Although definitive heroic qualities have remained the same, the excellence of these qualities, and thus the hero’s compulsory superiority over others of lesser skill and character has seen a decline as humanity has evolved over time.  The three hundred Spartans at Thermopylae fought valiantly against the multitudes of Persians, and each one willingly laid down his life for his brothers and his country.  However, only the king Leonidas had a hero cult erected in his honor in Sparta, because he was on an even higher level in terms of his leadership, fighting prowess, and courage.  The same monument, erected today, would be dedicated to all three hundred heroes, even though they were most likely on the same level as the majority of Spartiates.  However, this does not signify that today’s heroes and their deeds have been diminished.
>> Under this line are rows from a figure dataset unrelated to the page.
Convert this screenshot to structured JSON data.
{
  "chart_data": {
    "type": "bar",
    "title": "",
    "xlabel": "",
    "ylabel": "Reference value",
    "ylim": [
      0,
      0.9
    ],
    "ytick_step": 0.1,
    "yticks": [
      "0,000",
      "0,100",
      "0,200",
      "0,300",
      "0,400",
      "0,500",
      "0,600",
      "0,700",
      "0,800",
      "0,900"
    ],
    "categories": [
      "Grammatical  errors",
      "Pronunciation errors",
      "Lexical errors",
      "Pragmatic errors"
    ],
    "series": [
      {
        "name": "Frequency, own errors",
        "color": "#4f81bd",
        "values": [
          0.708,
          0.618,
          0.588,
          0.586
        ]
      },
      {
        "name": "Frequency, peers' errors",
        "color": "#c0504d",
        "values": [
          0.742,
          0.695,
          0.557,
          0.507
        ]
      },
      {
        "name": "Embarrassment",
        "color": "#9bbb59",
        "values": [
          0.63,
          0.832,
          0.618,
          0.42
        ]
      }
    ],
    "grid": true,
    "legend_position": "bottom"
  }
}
The fact of the matter is that the way I have been defining a hero is backwards.  It is an absolute description of a figure whose characterization is truly relative.  If one were to ask a group of people if the above provided qualities were descriptive of a hero, almost all would say yes.  If the same surveyor followed up by asking this group of people to privately provide a list of other qualities, these lists would be as varied as the group of people from which they originated.  The lists would include traits determined by the life experiences, culture, and aspirations of the writers.  Thus, it can be said that a person is made into a hero by virtue of being acknowledged in that way by either an individual or a society, regardless of whether or not he meets the requirements dictated in a written definition.  This is the reason that even though heroic qualities have taken on a broader range, the heroes of today are not diminished compared to the heroes of history.  Each individual person, when they admire someone, holds them as exalted and with the same ardor according to their personal definition of a hero as anyone now or before.  This is true whether the hero is a great sports star who many agree is a hero, or if it is a boy’s father, who nobody else has ever heard of.

It is common for someone being titled a hero to decline such a title.  Read any news article about the great deeds of a soldier, and the most common quote would be about how he was merely doing his duty.  This statement would be expected of a hero.  Based on the absolute definition provided earlier, one cannot consider themselves a hero, because doing so violates the humility of that person.  Despite this, however, they are still heroes based on the relative definition of the writer of the article.  In fact, the soldier has no choice in whether or not he is a hero, and is totally subject to whether or not someone else decides he is such.  A small child with a disability may witness a wounded veteran with the same disability participating in a running race and immediately consider him a hero, regardless of whether the veteran is aware of it or not, and whether the veteran accepts the title or not. 

It is in this way that I have become like Cal Ripken, Jr.  I may not be a homer swatting, gold glove winning, Iron Man shortstop for the Baltimore Orioles, but the quality that we both now share is that we are two men that people can look up to and emulate.  And although you will never hear me refer to myself as a hero, I have accepted and grown comfortable with the fact that it is feasible for others to see me and other wounded veterans in this way, and that in fact, many do.